Avec la contraction de l’activité économique provoquée par la pandémie et les mesures sanitaires, d’une part, et l’adoption d’amples mesures de soutien budgétaire, d’autre part, les dettes publiques se sont retrouvées à des niveaux exceptionnellement élevés (cf. graphique 1) [Kose et alii, 2022]. Il y a un peu plus d’une décennie, la crise financière mondiale avait déjà entraîné une forte hausse des ratios dette publique sur PIB dans les pays développés. Les gouvernements avaient alors rapidement stoppé leur relance budgétaire et adopté des plans d’austérité pour assainir leurs finances. Aujourd’hui, beaucoup expriment de nouveau leurs inquiétudes quant à la soutenabilité des dettes publiques. Une fois la pandémie derrière nous, il ne serait guère étonnant que les gouvernements entreprennent une nouvelle consolidation budgétaire.

GRAPHIQUE 1  Dette publique nette dans une sélection de pays (en % du PIB)

Un niveau élevé de dette publique nuit-il vraiment à la croissance ?

source : FMI

Mais si le niveau élevé de la dette publique inquiète, ce n’est pas seulement en alimentant les peurs d’un défaut de paiement de l’Etat ; c’est notamment parce qu’il est soupçonné de nuire à l’activité économique. C’est cette crainte qu’avait confortée le travail séminal de Carmen Reinhart et Kenneth Rogoff (2010) : en observant une vingtaine de pays développés, ils avaient conclu que des dettes publiques supérieures à 90 % du PIB étaient associées à une moindre croissance économique. Plusieurs travaux ont depuis affirmé qu’il existait effectivement un lien négatif entre les ratios de dette publique et le PIB (Woo et Kumar, 2015; Chudik et alii, 2017), du moins lorsque le niveau de dette publique dépassait un seuil autour de 90 % du PIB (Cecchetti et alii, 2011 ; Checherita-Westphal et Rother, 2012 ; Baum et alii, 2013).

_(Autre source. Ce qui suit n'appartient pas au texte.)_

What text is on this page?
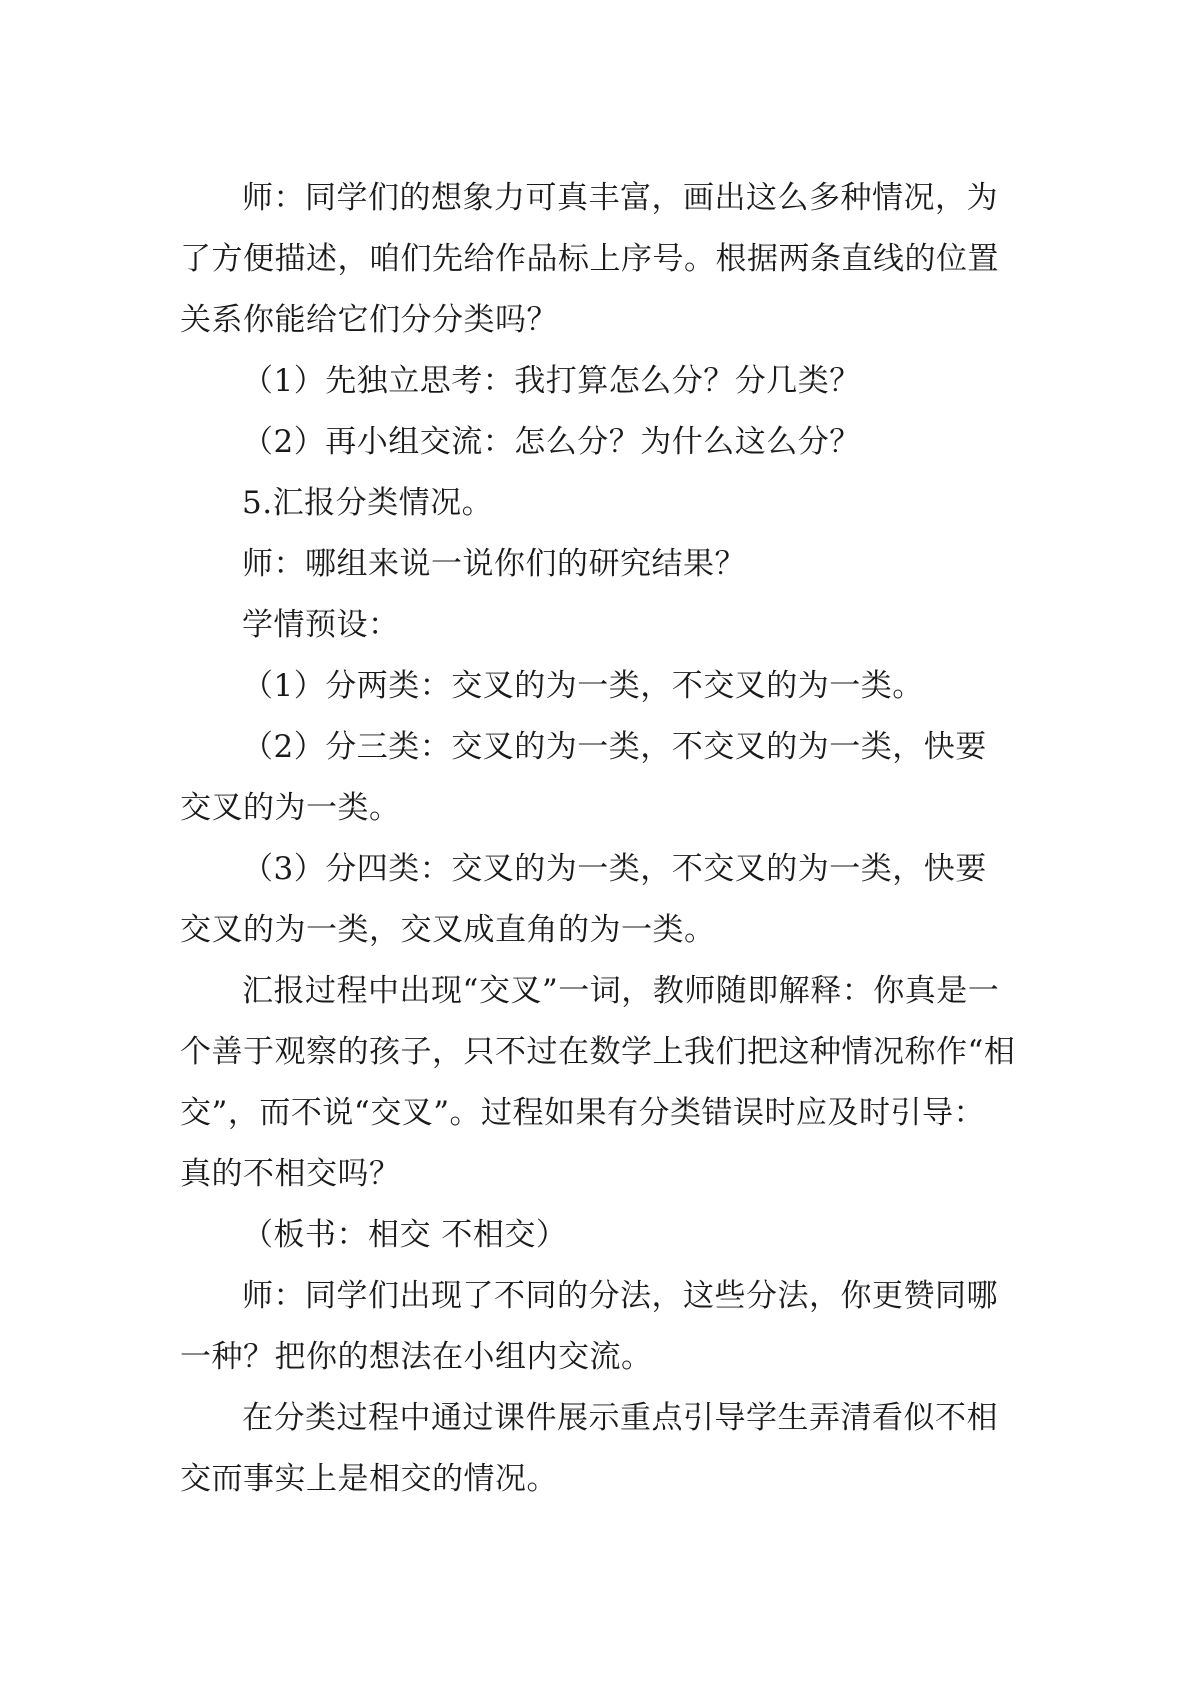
师：同学们的想象力可真丰富，画出这么多种情况，为了方便描述，咱们先给作品标上序号。根据两条直线的位置关系你能给它们分分类吗？

（1）先独立思考：我打算怎么分？分几类？

（2）再小组交流：怎么分？为什么这么分？

5.汇报分类情况。

师：哪组来说一说你们的研究结果？

学情预设：

（1）分两类：交叉的为一类，不交叉的为一类。

（2）分三类：交叉的为一类，不交叉的为一类，快要交叉的为一类。

（3）分四类：交叉的为一类，不交叉的为一类，快要交叉的为一类，交叉成直角的为一类。

汇报过程中出现“交叉”一词，教师随即解释：你真是一个善于观察的孩子，只不过在数学上我们把这种情况称作“相交”，而不说“交叉”。过程如果有分类错误时应及时引导：真的不相交吗？

（板书：相交 不相交）

师：同学们出现了不同的分法，这些分法，你更赞同哪一种？把你的想法在小组内交流。

在分类过程中通过课件展示重点引导学生弄清看似不相交而事实上是相交的情况。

On peut imaginer plusieurs canaux via lesquels un niveau élevé de dette publique pourrait déprimer l’activité économique. Tout d’abord, l’endettement public pourrait entraîner un effet d’éviction (crowding-out). En effet, comme les titres privés sont perçus comme sûrs, les épargnants et les institutions financières risquent de se détourner des titres émis par les entreprises privées lorsque l’Etat emprunte. Pouvant plus difficilement financer leurs investissements, les firmes réduiraient ceux-ci [Huang et alii, 2018]. Ensuite, les ménages pourraient adopter des comportements ricardiens : si le niveau de dette publique est élevé, ils peuvent redouter que le gouvernement finisse par augmenter significativement les impôts pour rembourser sa dette, si bien qu’ils pourraient chercher à davantage épargner dans la période courante. En outre, le fait même que les marchés financiers et les sociétés financières soient moins convaincus de la soutenabilité de la dette publique pourrait conduire à un durcissement des conditions de financement pour l’ensemble des agents.

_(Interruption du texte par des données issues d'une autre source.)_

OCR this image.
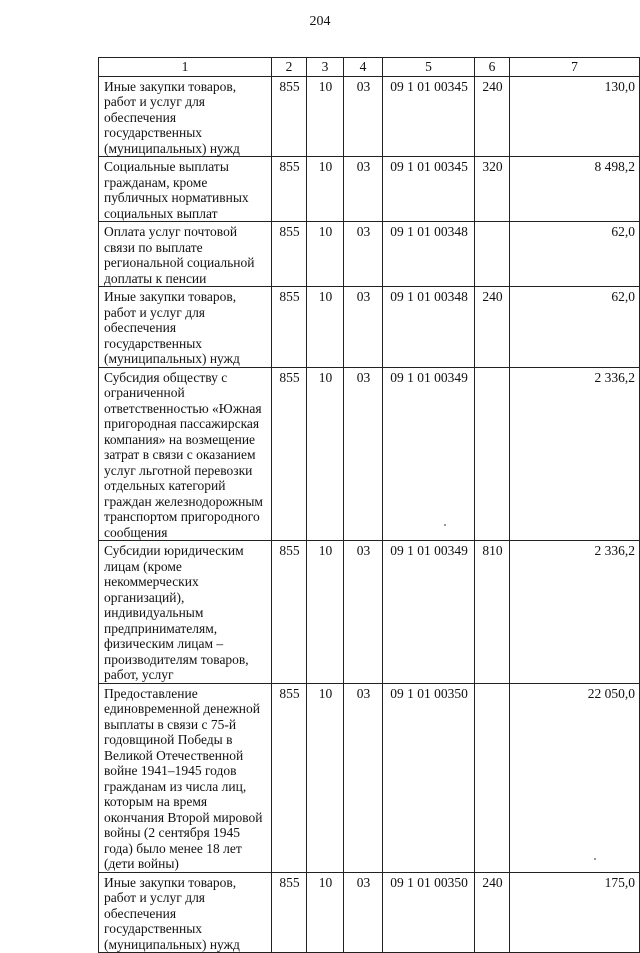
204
1	2	3	4	5	6	7
Иные закупки товаров, работ и услуг для обеспечения государственных (муниципальных) нужд	855	10	03	09 1 01 00345	240	130,0
Социальные выплаты гражданам, кроме публичных нормативных социальных выплат	855	10	03	09 1 01 00345	320	8 498,2
Оплата услуг почтовой связи по выплате региональной социальной доплаты к пенсии	855	10	03	09 1 01 00348		62,0
Иные закупки товаров, работ и услуг для обеспечения государственных (муниципальных) нужд	855	10	03	09 1 01 00348	240	62,0
Субсидия обществу с ограниченной ответственностью «Южная пригородная пассажирская компания» на возмещение затрат в связи с оказанием услуг льготной перевозки отдельных категорий граждан железнодорожным транспортом пригородного сообщения	855	10	03	09 1 01 00349		2 336,2
Субсидии юридическим лицам (кроме некоммерческих организаций), индивидуальным предпринимателям, физическим лицам – производителям товаров, работ, услуг	855	10	03	09 1 01 00349	810	2 336,2
Предоставление единовременной денежной выплаты в связи с 75-й годовщиной Победы в Великой Отечественной войне 1941–1945 годов гражданам из числа лиц, которым на время окончания Второй мировой войны (2 сентября 1945 года) было менее 18 лет (дети войны)	855	10	03	09 1 01 00350		22 050,0
Иные закупки товаров, работ и услуг для обеспечения государственных (муниципальных) нужд	855	10	03	09 1 01 00350	240	175,0
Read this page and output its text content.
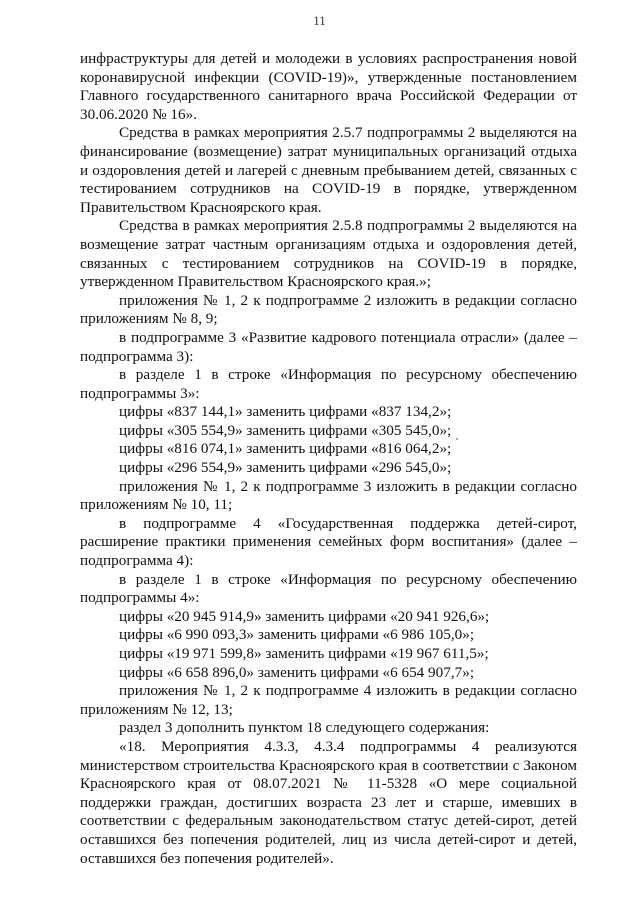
11

инфраструктуры для детей и молодежи в условиях распространения новой коронавирусной инфекции (COVID-19)», утвержденные постановлением Главного государственного санитарного врача Российской Федерации от 30.06.2020 № 16».

Средства в рамках мероприятия 2.5.7 подпрограммы 2 выделяются на финансирование (возмещение) затрат муниципальных организаций отдыха и оздоровления детей и лагерей с дневным пребыванием детей, связанных с тестированием сотрудников на COVID-19 в порядке, утвержденном Правительством Красноярского края.

Средства в рамках мероприятия 2.5.8 подпрограммы 2 выделяются на возмещение затрат частным организациям отдыха и оздоровления детей, связанных с тестированием сотрудников на COVID-19 в порядке, утвержденном Правительством Красноярского края.»;

приложения № 1, 2 к подпрограмме 2 изложить в редакции согласно приложениям № 8, 9;

в подпрограмме 3 «Развитие кадрового потенциала отрасли» (далее – подпрограмма 3):

в разделе 1 в строке «Информация по ресурсному обеспечению подпрограммы 3»:

цифры «837 144,1» заменить цифрами «837 134,2»;

цифры «305 554,9» заменить цифрами «305 545,0»;

цифры «816 074,1» заменить цифрами «816 064,2»;

цифры «296 554,9» заменить цифрами «296 545,0»;

приложения № 1, 2 к подпрограмме 3 изложить в редакции согласно приложениям № 10, 11;

в подпрограмме 4 «Государственная поддержка детей-сирот, расширение практики применения семейных форм воспитания» (далее – подпрограмма 4):

в разделе 1 в строке «Информация по ресурсному обеспечению подпрограммы 4»:

цифры «20 945 914,9» заменить цифрами «20 941 926,6»;

цифры «6 990 093,3» заменить цифрами «6 986 105,0»;

цифры «19 971 599,8» заменить цифрами «19 967 611,5»;

цифры «6 658 896,0» заменить цифрами «6 654 907,7»;

приложения № 1, 2 к подпрограмме 4 изложить в редакции согласно приложениям № 12, 13;

раздел 3 дополнить пунктом 18 следующего содержания:

«18. Мероприятия 4.3.3, 4.3.4 подпрограммы 4 реализуются министерством строительства Красноярского края в соответствии с Законом Красноярского края от 08.07.2021 № 11-5328 «О мере социальной поддержки граждан, достигших возраста 23 лет и старше, имевших в соответствии с федеральным законодательством статус детей-сирот, детей оставшихся без попечения родителей, лиц из числа детей-сирот и детей, оставшихся без попечения родителей».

En raison de ces divers effets pervers, une relance budgétaire pourrait perdre en efficacité du fait même qu’elle alourdit la dette publique [Huidrom et alii, 2016]. Réciproquement, dans la mesure où elle réduit (a priori) l’endettement public, l’austérité budgétaire pourrait en définitive avoir des effets bénéfiques sur l’activité économique, comme l’a suggéré à plusieurs reprises Alberto Alesina dans ses travaux. L’étude de Reinhart et Rogoff a pu ainsi être mobilisée au sortir de la crise financière mondiale pour plaider en faveur de la consolidation budgétaire [Konzelmann, 2014].

Mais il ne faut pas non plus négliger les effets bénéfiques que peut avoir un accroissement de la dette publique [Fatás et alii, 2019]. Celui-ci peut directement financer un investissement productif, notamment des dépenses d’infrastructures, ce qui stimule le potentiel de croissance à long terme ; il peut rendre la croissance plus soutenable, par exemple en permettant de financer la transition vers une économie à bas carbone ; il peut financer l’adoption de plans de relance et permettre ainsi au gouvernement de stabiliser l’activité économique, etc. Il est en l’occurrence peu probable que l’endettement public entraîne un effet d’éviction lors d’une récession, dans la mesure où l’ensemble du secteur privé cherche alors à épargner et où les entreprises sont en conséquence peu incitées à investir. En fait, en adoptant un plan de relance lors d’une récession et en finançant celui-ci par endettement, un gouvernement ne soutient pas seulement directement l'activité en stimulant la demande globale ; il la soutient également en fournissant au secteur privé les actifs sûrs dont il a alors éperdument besoin.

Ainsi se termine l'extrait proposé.